Mr. Sparrow, Louisiana, chairman of the Committee on Military Affairs, introduced a measure, yesterday, in the Senate, which, if consummated, might put all our able-bodied men in the field. It would equalize prices of the necessaries of life, and produce a panic among the speculators. I append it. But, probably, the press will have to be suppressed, “as a war measure,” too, to pass it:

“A bill to extend the assessment of prices for the army to all citizens of the Confederate States:

“Whereas, the depreciation of our currency is, in a great measure, produced by the extortion of those who sell the necessaries of life; and whereas, such depreciation is ruinous to our Confederacy and to the means of prosecuting the war; therefore

“The Congress of the Confederate States of America do enact, as a necessary war measure, That the prices assessed for the army by the commissioners of assessment shall be the prices established for all citizens of the Confederate States; and that any person who shall charge any price beyond such assessment shall be deemed guilty of a criminal offense, and be subject to a fine not exceeding five thousand dollars and to imprisonment not exceeding one year.”

We are now tending rapidly, under fearful exigencies, to the absolutism which, in a republic, alone can summon the full forces into the field. Power must be concentrated, and wielded with promptitude and precision, else we shall fail to achieve our independence. All obstructions in the way of necessary war measures must be speedily removed, or the finances, and the war itself, will speedily come to an ignominious end.

The Secretary recommends, and the President orders, that Gen. Bragg be assigned to the command of North Carolina. The President yields; Bragg is “given up.”

The Richmond Enquirer is out, to-day, in an article advocating the employment of 250,000 negroes in our army.

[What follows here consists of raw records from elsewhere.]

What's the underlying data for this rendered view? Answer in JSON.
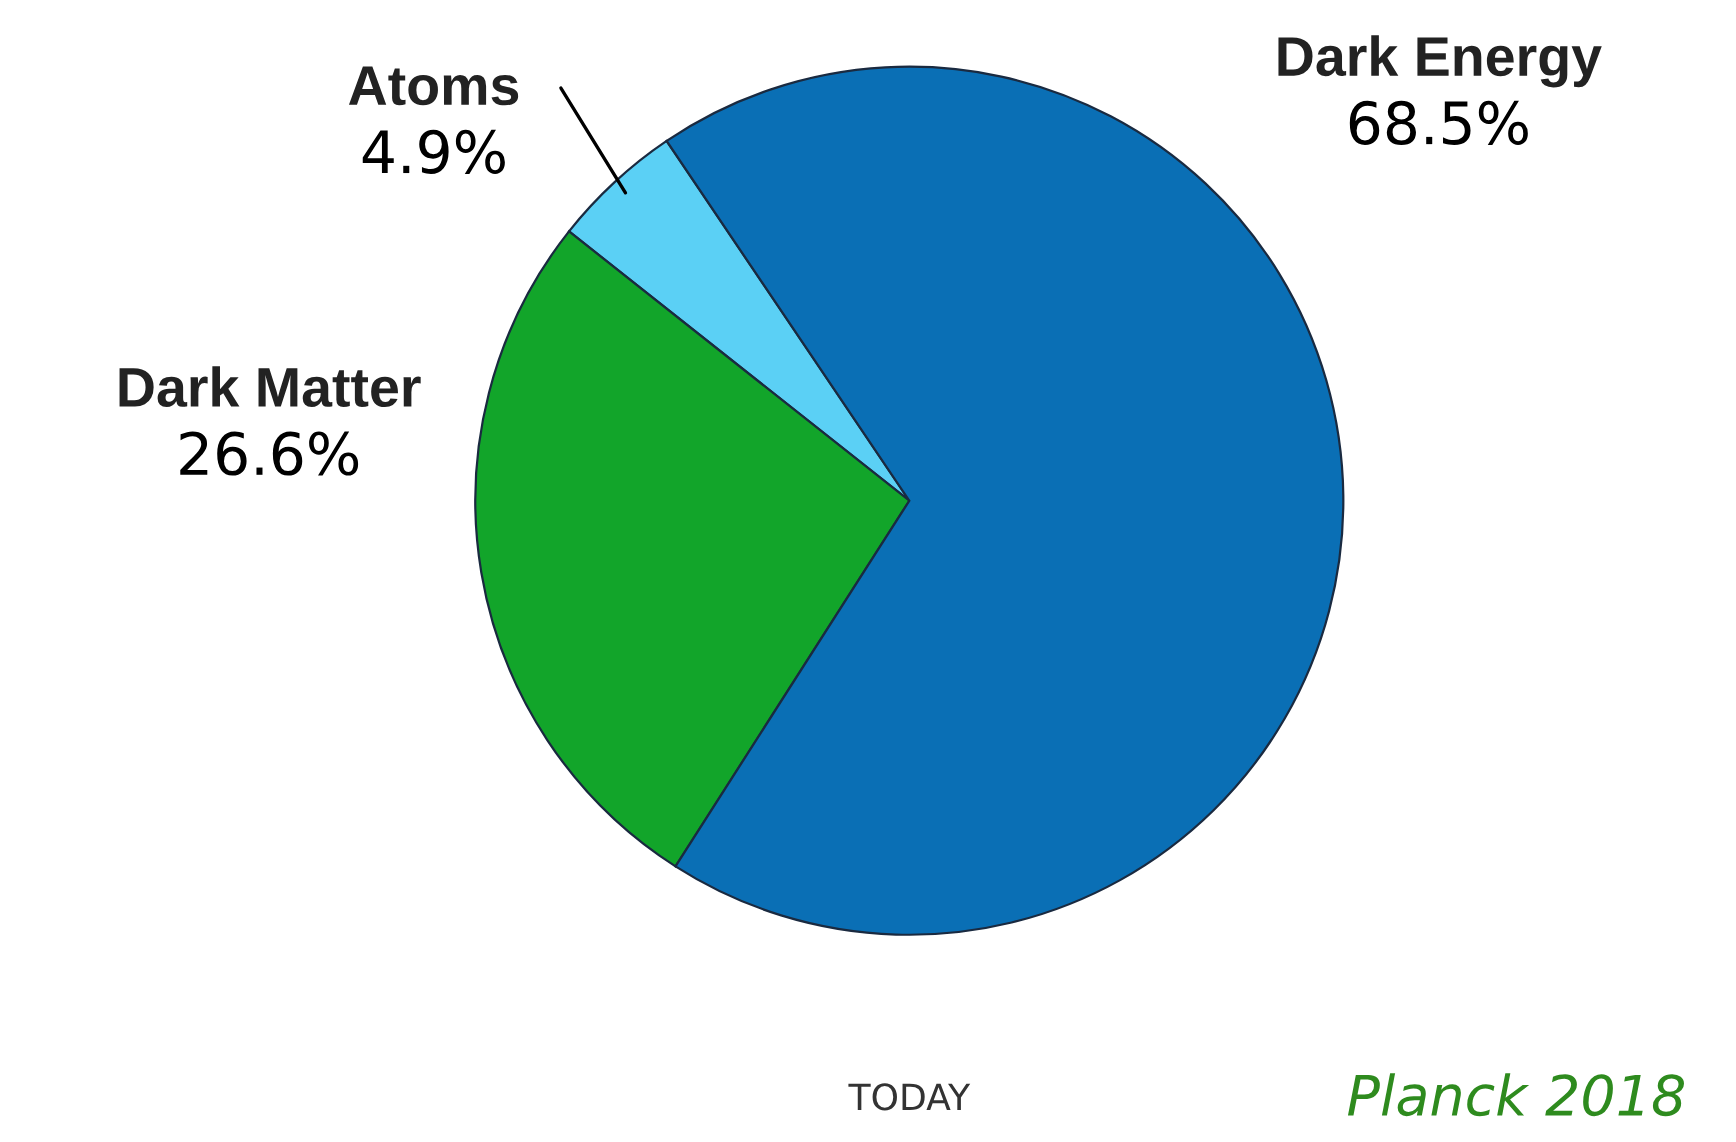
{
  "chart_data": {
    "type": "pie",
    "categories": [
      "Atoms",
      "Dark Matter",
      "Dark Energy"
    ],
    "values": [
      4.9,
      26.6,
      68.5
    ],
    "value_labels": [
      "4.9%",
      "26.6%",
      "68.5%"
    ],
    "colors": [
      "#5bd0f5",
      "#12a52a",
      "#0a6fb5"
    ],
    "annotations": [
      "TODAY",
      "Planck 2018"
    ]
  }
}
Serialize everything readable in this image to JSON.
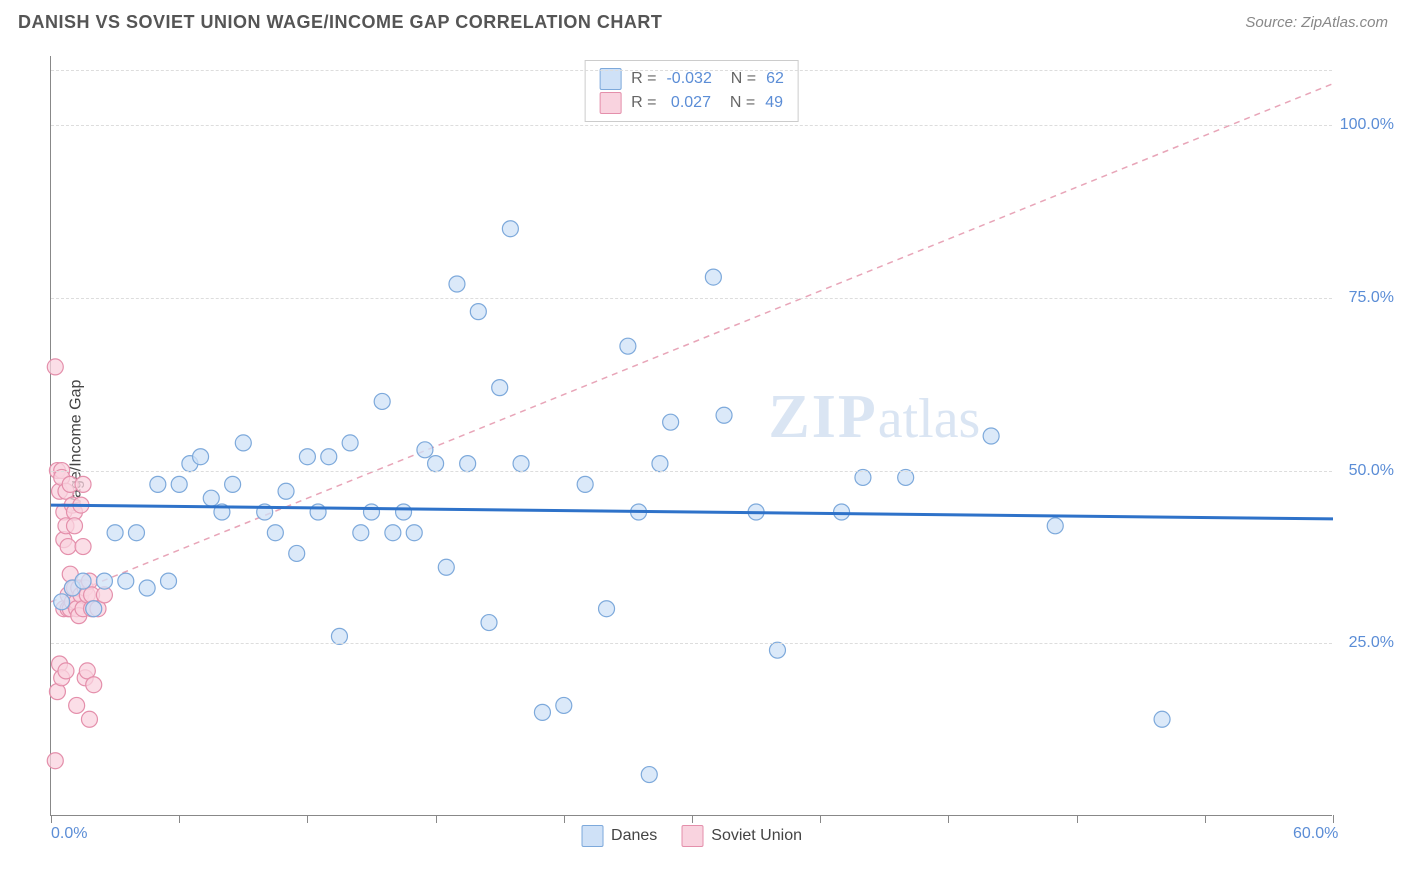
{
  "header": {
    "title": "DANISH VS SOVIET UNION WAGE/INCOME GAP CORRELATION CHART",
    "source_prefix": "Source: ",
    "source_name": "ZipAtlas.com"
  },
  "chart": {
    "type": "scatter",
    "ylabel": "Wage/Income Gap",
    "xlim": [
      0,
      60
    ],
    "ylim": [
      0,
      110
    ],
    "xtick_positions": [
      0,
      6,
      12,
      18,
      24,
      30,
      36,
      42,
      48,
      54,
      60
    ],
    "xaxis_labels": [
      {
        "pos": 0,
        "text": "0.0%"
      },
      {
        "pos": 60,
        "text": "60.0%"
      }
    ],
    "ytick_lines": [
      25,
      50,
      75,
      100,
      108
    ],
    "ytick_labels": [
      {
        "pos": 25,
        "text": "25.0%"
      },
      {
        "pos": 50,
        "text": "50.0%"
      },
      {
        "pos": 75,
        "text": "75.0%"
      },
      {
        "pos": 100,
        "text": "100.0%"
      }
    ],
    "grid_color": "#dddddd",
    "background_color": "#ffffff",
    "marker_radius": 8,
    "marker_stroke_width": 1.2,
    "series": {
      "danes": {
        "label": "Danes",
        "fill": "#cfe1f7",
        "stroke": "#7da9db",
        "R": "-0.032",
        "N": "62",
        "trend": {
          "y1": 45,
          "y2": 43,
          "color": "#2e72c9",
          "width": 3,
          "dash": "none"
        },
        "points": [
          [
            0.5,
            31
          ],
          [
            1,
            33
          ],
          [
            1.5,
            34
          ],
          [
            2,
            30
          ],
          [
            2.5,
            34
          ],
          [
            3,
            41
          ],
          [
            3.5,
            34
          ],
          [
            4,
            41
          ],
          [
            4.5,
            33
          ],
          [
            5,
            48
          ],
          [
            5.5,
            34
          ],
          [
            6,
            48
          ],
          [
            6.5,
            51
          ],
          [
            7,
            52
          ],
          [
            7.5,
            46
          ],
          [
            8,
            44
          ],
          [
            8.5,
            48
          ],
          [
            9,
            54
          ],
          [
            10,
            44
          ],
          [
            10.5,
            41
          ],
          [
            11,
            47
          ],
          [
            11.5,
            38
          ],
          [
            12,
            52
          ],
          [
            12.5,
            44
          ],
          [
            13,
            52
          ],
          [
            13.5,
            26
          ],
          [
            14,
            54
          ],
          [
            14.5,
            41
          ],
          [
            15,
            44
          ],
          [
            15.5,
            60
          ],
          [
            16,
            41
          ],
          [
            16.5,
            44
          ],
          [
            17,
            41
          ],
          [
            17.5,
            53
          ],
          [
            18,
            51
          ],
          [
            18.5,
            36
          ],
          [
            19,
            77
          ],
          [
            19.5,
            51
          ],
          [
            20,
            73
          ],
          [
            20.5,
            28
          ],
          [
            21,
            62
          ],
          [
            21.5,
            85
          ],
          [
            22,
            51
          ],
          [
            23,
            15
          ],
          [
            24,
            16
          ],
          [
            25,
            48
          ],
          [
            26,
            30
          ],
          [
            27,
            68
          ],
          [
            27.5,
            44
          ],
          [
            28,
            6
          ],
          [
            28.5,
            51
          ],
          [
            29,
            57
          ],
          [
            31,
            78
          ],
          [
            31.5,
            58
          ],
          [
            33,
            44
          ],
          [
            34,
            24
          ],
          [
            37,
            44
          ],
          [
            38,
            49
          ],
          [
            40,
            49
          ],
          [
            44,
            55
          ],
          [
            47,
            42
          ],
          [
            52,
            14
          ]
        ]
      },
      "soviet": {
        "label": "Soviet Union",
        "fill": "#f9d3df",
        "stroke": "#e48fab",
        "R": "0.027",
        "N": "49",
        "trend": {
          "y1": 31,
          "y2": 106,
          "color": "#e8a5b8",
          "width": 1.5,
          "dash": "6,5"
        },
        "points": [
          [
            0.2,
            65
          ],
          [
            0.2,
            8
          ],
          [
            0.3,
            50
          ],
          [
            0.3,
            18
          ],
          [
            0.4,
            47
          ],
          [
            0.4,
            22
          ],
          [
            0.5,
            50
          ],
          [
            0.5,
            49
          ],
          [
            0.5,
            20
          ],
          [
            0.6,
            44
          ],
          [
            0.6,
            40
          ],
          [
            0.6,
            30
          ],
          [
            0.7,
            47
          ],
          [
            0.7,
            42
          ],
          [
            0.7,
            21
          ],
          [
            0.8,
            39
          ],
          [
            0.8,
            32
          ],
          [
            0.8,
            30
          ],
          [
            0.9,
            48
          ],
          [
            0.9,
            35
          ],
          [
            0.9,
            30
          ],
          [
            1.0,
            45
          ],
          [
            1.0,
            33
          ],
          [
            1.0,
            31
          ],
          [
            1.1,
            44
          ],
          [
            1.1,
            42
          ],
          [
            1.1,
            33
          ],
          [
            1.2,
            31
          ],
          [
            1.2,
            30
          ],
          [
            1.2,
            16
          ],
          [
            1.3,
            33
          ],
          [
            1.3,
            29
          ],
          [
            1.4,
            32
          ],
          [
            1.4,
            45
          ],
          [
            1.5,
            48
          ],
          [
            1.5,
            30
          ],
          [
            1.5,
            39
          ],
          [
            1.6,
            33
          ],
          [
            1.6,
            20
          ],
          [
            1.7,
            32
          ],
          [
            1.7,
            21
          ],
          [
            1.8,
            14
          ],
          [
            1.8,
            34
          ],
          [
            1.9,
            30
          ],
          [
            1.9,
            32
          ],
          [
            2.0,
            19
          ],
          [
            2.0,
            30
          ],
          [
            2.2,
            30
          ],
          [
            2.5,
            32
          ]
        ]
      }
    },
    "watermark": {
      "bold": "ZIP",
      "rest": "atlas"
    }
  }
}
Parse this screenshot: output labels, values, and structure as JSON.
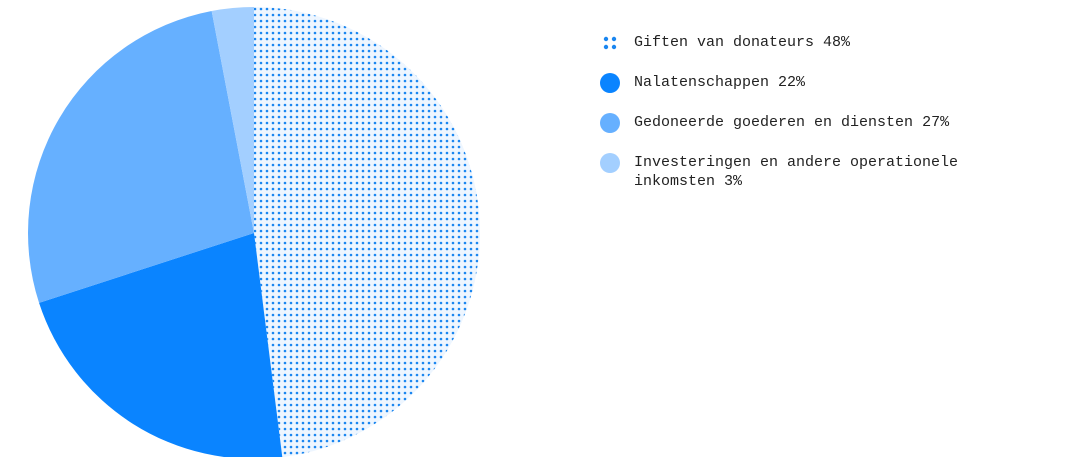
{
  "chart_data": {
    "type": "pie",
    "categories": [
      "Giften van donateurs",
      "Nalatenschappen",
      "Gedoneerde goederen en diensten",
      "Investeringen en andere operationele inkomsten"
    ],
    "values": [
      48,
      22,
      27,
      3
    ],
    "value_labels": [
      "48%",
      "22%",
      "27%",
      "3%"
    ],
    "colors": [
      "#1a86f0",
      "#0a84ff",
      "#66b0ff",
      "#a3cfff"
    ],
    "patterned": [
      true,
      false,
      false,
      false
    ]
  }
}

Chattanooga, Friday, Nov. 11. Spent the night in broken slumbers stowed away in the smallest imaginable space under a caisson, very cold. Daylight found us near Dalton. Stopped an hour to await trains. Several more families of refugees stowed their baggage away under our carriages. Boys procured whiskey on Simpson’s order, several becoming gloriously tight. 11 A. M. ran into another train, throwing one car off the tracks and frightening several women. Lots of the boys jumped off, slightly injured, but not seriously. The road along here has evidences of Hood’s depredations, for miles bent rails, etc.

2 P. M. we entered the “Hawk’s Nest”, Chattanooga, busy as ever. Mule teams and refugees so thick we could hardly move. Here we stopped, having no orders to go farther. Simpson telegraphed to Major Stolbrand. Had we the orders we would have gone to Nashville 5 P. M. but as it was we must lay over. Met four recruits at Ringgold, took them along. Two of them brothers to our 1st Sergeant and Quartermaster, four of them together now.

11th. Friday. On picket in P. M. Letter from home. Rebs around.